The collective of German publishers had sued Google, arguing that the tech giant has infringed on copyright protections by offering snippets of the publishers’ articles in search results. Those snippets, according to VG Media, hurt the publishers’ bottom line by sating potential readers’ curiosity and violated a 2013 German law that requires compensation for those snippets of text.
Yet on Tuesday a Berlin court raised some concerns with the law itself often known in English as the Ancillary Copyright for Press Publishers. The judge questioned whether Germany had properly notified the European Commission — the executive arm of the European Union — before enacting the regulation, suspending the case until the Court of Justice of the European Union could weigh in on whether the law is even valid.
The issue hinges on an EU directive that requires member countries such as Germany to alert the organization about “any draft technical regulation prior to its adoption.”
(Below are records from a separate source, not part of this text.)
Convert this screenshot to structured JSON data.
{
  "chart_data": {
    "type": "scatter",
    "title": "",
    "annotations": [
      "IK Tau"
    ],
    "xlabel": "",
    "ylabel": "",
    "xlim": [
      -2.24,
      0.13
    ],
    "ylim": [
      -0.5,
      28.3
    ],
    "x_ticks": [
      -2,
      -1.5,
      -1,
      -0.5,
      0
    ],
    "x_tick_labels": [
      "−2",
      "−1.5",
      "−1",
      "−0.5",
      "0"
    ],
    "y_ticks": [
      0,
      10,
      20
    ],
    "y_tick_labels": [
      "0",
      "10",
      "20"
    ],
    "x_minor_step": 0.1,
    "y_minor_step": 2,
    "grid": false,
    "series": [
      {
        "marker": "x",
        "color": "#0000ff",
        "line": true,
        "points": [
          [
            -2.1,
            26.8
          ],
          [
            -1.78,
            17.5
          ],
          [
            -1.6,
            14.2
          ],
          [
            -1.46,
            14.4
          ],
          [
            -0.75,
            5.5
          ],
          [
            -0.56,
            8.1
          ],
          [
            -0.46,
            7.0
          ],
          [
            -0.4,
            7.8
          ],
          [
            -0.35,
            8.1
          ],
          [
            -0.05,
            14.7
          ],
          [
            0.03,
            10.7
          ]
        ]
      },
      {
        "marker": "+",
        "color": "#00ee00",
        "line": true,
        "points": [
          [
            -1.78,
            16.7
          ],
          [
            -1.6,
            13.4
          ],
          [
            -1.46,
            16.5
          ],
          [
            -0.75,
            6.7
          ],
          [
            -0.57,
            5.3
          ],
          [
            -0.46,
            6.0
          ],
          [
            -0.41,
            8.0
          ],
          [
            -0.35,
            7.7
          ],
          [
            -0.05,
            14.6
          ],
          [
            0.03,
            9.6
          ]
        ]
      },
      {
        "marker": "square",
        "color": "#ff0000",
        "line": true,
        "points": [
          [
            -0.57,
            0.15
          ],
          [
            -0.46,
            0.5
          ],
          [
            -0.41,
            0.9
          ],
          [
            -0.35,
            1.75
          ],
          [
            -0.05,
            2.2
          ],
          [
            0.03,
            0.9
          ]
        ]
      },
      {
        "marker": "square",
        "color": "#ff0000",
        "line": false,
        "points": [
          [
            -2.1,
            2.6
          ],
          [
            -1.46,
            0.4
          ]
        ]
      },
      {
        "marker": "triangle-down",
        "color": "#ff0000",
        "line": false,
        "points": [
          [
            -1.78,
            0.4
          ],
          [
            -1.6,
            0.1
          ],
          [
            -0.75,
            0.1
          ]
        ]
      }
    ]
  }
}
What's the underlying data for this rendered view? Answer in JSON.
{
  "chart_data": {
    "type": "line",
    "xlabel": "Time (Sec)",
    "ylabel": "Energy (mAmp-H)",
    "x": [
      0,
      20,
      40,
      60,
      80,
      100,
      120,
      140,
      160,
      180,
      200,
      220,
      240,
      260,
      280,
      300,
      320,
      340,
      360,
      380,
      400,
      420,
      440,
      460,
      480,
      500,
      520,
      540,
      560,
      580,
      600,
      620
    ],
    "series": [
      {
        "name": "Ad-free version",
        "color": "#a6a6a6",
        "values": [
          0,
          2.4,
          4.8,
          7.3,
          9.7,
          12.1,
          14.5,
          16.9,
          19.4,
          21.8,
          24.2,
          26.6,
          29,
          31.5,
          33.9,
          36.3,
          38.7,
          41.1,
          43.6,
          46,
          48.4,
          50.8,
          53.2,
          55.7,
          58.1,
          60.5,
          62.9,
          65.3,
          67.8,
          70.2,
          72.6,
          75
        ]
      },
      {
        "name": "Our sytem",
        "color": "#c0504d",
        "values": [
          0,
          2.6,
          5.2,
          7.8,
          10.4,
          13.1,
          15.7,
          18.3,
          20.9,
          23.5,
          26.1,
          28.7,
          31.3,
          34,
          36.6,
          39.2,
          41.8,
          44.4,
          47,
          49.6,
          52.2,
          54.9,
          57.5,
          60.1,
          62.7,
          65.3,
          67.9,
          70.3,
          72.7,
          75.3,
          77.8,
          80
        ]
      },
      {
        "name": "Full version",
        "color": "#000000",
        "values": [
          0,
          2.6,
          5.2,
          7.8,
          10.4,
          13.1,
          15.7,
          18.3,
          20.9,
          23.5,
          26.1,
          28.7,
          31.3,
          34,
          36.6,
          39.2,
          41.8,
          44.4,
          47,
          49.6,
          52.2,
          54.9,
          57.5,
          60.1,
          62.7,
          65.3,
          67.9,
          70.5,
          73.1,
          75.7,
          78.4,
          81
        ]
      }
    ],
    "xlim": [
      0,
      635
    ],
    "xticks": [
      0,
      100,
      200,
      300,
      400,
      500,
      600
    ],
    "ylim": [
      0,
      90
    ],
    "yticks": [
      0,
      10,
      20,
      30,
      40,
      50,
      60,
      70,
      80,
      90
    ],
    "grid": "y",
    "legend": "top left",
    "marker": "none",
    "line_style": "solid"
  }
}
Handelsblatt Global, a German business publication, explains why Germany decided not to notify the EU about the draft of this law:
“While typically a formality, notification reviews of national laws by Brussels can take up to two years or more. In 2013, Germany did not submit the copyright law for notification, citing a Justice Ministry argument that the law’s scope was so limited, it didn’t fall under the E.U.’s notification requirement.”
The court proved skeptical about this reasoning, though its ruling did note that the publishers complaint is at least partially justified — without offering further explanation on this point.